Research by the “I” newspaper has shown that thousands more one and two bedroom houses have been sold off by Local Authorities and Housing Associations via the right to buy scheme. In some areas, more than two thirds of houses sold off under the Right to Buy scheme have been one and two bedroom properties.
Central London has been selling off smaller sized homes at a rate, with Camden showing some 81% of sales since 2010 being two bedrooms or fewer. Outside the capital, Brighton and Hove have sold off some 74% of properties with two bedrooms or fewer. Bournemouth has reportedly only sold off some 20 properties under the scheme of which all were found to be of a smaller size.
With an average of some 61% of homes in the Social Housing sector being either one or two bedrooms in size, the disproportionate sell off in some areas is creating problems. Whilst tenants are financially induced to reduce the size of their homes where these homes are being under-utilised by the ‘Bedroom Tax’, there is a shortage of smaller homes for these tenants to move into.
The income generated is used ostensibly to build additional small homes, but construction takes time and there is a lag between the home being purchased under the Right to Buy scheme and the funds generated being able to fund and then build a replacement home.

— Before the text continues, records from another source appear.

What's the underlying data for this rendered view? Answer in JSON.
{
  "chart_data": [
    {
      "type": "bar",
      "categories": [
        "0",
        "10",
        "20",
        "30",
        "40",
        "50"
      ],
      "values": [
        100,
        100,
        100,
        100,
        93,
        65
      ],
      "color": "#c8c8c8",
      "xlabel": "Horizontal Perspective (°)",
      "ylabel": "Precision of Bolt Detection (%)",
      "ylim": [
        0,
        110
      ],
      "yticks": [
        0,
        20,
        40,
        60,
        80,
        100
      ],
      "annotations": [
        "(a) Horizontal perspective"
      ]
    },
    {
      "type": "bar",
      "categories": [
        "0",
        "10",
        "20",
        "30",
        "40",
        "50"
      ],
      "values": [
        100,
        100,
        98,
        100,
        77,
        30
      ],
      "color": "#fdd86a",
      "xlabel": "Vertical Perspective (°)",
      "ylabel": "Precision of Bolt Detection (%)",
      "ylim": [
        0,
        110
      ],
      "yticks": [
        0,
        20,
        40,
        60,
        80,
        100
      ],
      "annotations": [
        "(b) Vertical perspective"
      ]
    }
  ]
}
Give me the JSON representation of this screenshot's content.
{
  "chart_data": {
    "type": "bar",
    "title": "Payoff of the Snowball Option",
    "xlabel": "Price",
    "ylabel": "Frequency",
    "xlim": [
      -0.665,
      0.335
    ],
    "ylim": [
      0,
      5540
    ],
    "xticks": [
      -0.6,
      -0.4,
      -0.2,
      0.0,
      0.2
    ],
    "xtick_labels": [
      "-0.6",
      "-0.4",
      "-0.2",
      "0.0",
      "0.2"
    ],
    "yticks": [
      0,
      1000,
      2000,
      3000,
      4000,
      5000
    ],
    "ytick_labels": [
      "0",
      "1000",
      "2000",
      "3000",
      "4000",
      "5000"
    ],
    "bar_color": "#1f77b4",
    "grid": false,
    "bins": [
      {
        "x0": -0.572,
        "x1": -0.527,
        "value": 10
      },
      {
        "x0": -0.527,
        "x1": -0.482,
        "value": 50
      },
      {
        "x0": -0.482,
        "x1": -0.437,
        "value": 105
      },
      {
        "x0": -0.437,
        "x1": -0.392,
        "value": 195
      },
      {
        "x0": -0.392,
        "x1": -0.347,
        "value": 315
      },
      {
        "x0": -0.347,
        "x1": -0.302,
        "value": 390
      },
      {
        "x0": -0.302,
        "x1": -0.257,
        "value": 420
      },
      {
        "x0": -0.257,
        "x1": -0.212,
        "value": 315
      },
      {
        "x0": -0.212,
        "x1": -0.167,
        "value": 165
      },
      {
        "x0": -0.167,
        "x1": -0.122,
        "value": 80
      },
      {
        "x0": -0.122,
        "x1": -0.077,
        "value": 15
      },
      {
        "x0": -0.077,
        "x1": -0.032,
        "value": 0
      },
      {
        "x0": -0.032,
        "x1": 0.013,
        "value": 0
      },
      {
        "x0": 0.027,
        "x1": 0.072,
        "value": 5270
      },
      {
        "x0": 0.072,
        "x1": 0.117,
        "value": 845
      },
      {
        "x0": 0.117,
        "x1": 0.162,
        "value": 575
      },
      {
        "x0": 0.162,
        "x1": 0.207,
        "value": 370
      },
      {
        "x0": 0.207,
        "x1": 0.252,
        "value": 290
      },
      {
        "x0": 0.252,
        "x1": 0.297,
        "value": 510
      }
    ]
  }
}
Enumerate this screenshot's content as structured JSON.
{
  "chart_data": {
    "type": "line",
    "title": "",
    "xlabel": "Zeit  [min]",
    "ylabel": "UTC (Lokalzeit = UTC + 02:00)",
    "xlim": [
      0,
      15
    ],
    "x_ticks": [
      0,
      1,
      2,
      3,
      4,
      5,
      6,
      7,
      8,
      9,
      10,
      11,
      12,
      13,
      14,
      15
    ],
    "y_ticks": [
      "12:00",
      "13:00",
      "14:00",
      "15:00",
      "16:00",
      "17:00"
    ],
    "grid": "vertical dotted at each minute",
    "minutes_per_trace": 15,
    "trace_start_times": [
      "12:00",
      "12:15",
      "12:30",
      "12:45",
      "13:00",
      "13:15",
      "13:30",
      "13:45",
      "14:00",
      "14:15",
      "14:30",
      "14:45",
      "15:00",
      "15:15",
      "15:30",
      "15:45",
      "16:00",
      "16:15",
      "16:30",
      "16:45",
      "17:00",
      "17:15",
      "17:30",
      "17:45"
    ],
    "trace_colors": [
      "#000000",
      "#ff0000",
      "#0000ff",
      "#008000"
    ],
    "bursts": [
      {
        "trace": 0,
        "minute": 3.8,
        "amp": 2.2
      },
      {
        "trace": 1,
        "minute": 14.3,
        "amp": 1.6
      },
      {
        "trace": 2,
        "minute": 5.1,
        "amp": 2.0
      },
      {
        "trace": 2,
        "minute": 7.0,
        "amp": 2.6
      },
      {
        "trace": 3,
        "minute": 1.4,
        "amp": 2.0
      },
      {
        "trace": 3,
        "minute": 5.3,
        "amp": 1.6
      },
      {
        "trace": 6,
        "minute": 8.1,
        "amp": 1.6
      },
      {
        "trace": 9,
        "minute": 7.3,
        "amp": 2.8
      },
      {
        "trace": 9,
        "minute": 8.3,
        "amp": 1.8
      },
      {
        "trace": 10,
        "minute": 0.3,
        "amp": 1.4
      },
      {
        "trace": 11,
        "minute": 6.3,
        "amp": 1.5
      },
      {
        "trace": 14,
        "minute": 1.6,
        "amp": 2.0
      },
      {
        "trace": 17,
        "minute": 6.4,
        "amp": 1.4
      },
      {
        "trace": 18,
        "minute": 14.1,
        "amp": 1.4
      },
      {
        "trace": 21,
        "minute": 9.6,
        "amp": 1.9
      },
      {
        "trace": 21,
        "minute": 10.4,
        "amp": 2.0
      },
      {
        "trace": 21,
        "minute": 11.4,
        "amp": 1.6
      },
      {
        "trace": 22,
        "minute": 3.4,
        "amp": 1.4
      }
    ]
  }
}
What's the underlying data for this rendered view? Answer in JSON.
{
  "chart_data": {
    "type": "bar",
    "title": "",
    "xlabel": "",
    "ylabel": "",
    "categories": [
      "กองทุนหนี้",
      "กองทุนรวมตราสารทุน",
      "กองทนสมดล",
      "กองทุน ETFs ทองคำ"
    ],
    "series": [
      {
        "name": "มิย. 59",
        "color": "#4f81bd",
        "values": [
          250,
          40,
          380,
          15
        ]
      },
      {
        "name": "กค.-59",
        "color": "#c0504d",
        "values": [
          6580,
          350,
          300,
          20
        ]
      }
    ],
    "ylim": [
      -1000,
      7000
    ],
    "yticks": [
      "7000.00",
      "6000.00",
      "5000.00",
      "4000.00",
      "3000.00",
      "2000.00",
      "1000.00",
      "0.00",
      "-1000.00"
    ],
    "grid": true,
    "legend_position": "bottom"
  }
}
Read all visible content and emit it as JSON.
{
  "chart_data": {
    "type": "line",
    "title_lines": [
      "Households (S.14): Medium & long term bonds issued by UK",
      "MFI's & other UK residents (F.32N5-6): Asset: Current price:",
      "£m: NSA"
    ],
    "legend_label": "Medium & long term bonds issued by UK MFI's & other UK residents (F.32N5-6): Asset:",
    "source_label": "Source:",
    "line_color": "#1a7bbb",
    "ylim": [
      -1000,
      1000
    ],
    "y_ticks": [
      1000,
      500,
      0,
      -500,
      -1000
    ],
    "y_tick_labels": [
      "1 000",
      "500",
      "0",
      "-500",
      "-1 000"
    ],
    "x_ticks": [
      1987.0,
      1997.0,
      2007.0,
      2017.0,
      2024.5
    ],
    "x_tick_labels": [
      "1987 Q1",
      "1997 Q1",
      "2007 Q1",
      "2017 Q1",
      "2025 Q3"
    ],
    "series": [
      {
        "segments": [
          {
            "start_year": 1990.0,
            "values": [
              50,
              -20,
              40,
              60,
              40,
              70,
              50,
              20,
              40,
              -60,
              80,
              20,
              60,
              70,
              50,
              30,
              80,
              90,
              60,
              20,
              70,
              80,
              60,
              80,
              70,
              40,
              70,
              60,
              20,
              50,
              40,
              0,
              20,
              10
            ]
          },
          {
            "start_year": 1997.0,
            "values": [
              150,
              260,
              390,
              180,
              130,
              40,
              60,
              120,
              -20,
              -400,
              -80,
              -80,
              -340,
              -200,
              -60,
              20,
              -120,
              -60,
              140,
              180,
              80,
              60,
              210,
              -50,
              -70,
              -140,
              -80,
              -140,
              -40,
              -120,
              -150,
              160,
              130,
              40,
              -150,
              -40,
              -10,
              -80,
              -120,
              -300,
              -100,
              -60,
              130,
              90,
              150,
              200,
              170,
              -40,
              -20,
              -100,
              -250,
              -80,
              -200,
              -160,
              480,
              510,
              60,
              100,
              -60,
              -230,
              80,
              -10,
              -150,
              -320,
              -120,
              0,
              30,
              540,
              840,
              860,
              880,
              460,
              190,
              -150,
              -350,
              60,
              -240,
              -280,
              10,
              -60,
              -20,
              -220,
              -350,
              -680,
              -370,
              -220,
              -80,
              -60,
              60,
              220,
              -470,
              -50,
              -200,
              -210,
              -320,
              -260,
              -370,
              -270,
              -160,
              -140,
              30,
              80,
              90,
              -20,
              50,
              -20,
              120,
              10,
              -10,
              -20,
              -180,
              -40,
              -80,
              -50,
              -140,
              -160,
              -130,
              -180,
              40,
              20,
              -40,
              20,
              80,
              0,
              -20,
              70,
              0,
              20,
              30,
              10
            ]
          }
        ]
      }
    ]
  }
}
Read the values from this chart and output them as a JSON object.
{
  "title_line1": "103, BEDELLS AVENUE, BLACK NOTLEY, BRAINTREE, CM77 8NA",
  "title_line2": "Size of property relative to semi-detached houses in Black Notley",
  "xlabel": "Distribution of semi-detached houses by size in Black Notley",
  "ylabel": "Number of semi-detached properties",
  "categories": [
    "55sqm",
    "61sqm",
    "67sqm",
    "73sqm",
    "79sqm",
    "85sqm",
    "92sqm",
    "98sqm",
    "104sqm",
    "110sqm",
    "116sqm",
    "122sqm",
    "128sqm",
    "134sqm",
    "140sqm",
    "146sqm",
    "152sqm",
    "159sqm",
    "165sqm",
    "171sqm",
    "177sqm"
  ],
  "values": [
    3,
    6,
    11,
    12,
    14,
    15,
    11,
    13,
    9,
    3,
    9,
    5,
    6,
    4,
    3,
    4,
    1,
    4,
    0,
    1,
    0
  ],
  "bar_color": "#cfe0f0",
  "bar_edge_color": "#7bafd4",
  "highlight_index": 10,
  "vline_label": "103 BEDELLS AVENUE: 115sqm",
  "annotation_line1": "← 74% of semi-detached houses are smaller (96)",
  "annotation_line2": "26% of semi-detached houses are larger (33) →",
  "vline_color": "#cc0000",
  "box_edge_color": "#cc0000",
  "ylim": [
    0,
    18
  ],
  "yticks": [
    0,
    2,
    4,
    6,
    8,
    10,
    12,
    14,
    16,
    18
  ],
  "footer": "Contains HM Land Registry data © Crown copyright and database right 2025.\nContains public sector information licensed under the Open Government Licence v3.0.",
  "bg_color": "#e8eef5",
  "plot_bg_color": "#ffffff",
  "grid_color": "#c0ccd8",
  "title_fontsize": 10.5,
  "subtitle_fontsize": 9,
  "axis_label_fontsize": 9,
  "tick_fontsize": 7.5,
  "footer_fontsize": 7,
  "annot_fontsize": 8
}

The Chief Executive of the Child Poverty Action Group, Alison Garnham, said that the figures exposed the tax as a “hasty shambles” which had forced some of the most vulnerable children into unsuitable housing.
The Child Poverty Action Group state that:
“The government has committed to building new affordable (homes) but other policies look set to take us further from the ideal of a decent home for all, than ever. For example, changes to housing benefit such as the cap on the maximum number of rooms per claim, and the down- rating of the maximum HB claim from 50 per cent to 30 per cent of median rents, will condemn many low-income families to lives in poor quality and often overcrowded housing.”
As reported by us last month, the number of private landlords prepared to accept tenants on housing benefit has been reduced. It is no longer possible for housing benefit to be paid directly to landlords. As a consequence, as it is a strong rental market, many landlords are seeking a stronger covenant from more financially stable tenants. Complicating housing benefit further through the ‘Bedroom Tax’ only exacerbates the pressure on those private landlords still prepared to accommodate tenants in receipt of benefits. The result is potentially thousands of social tenants hit hard by reduced benefits with nowhere else to go.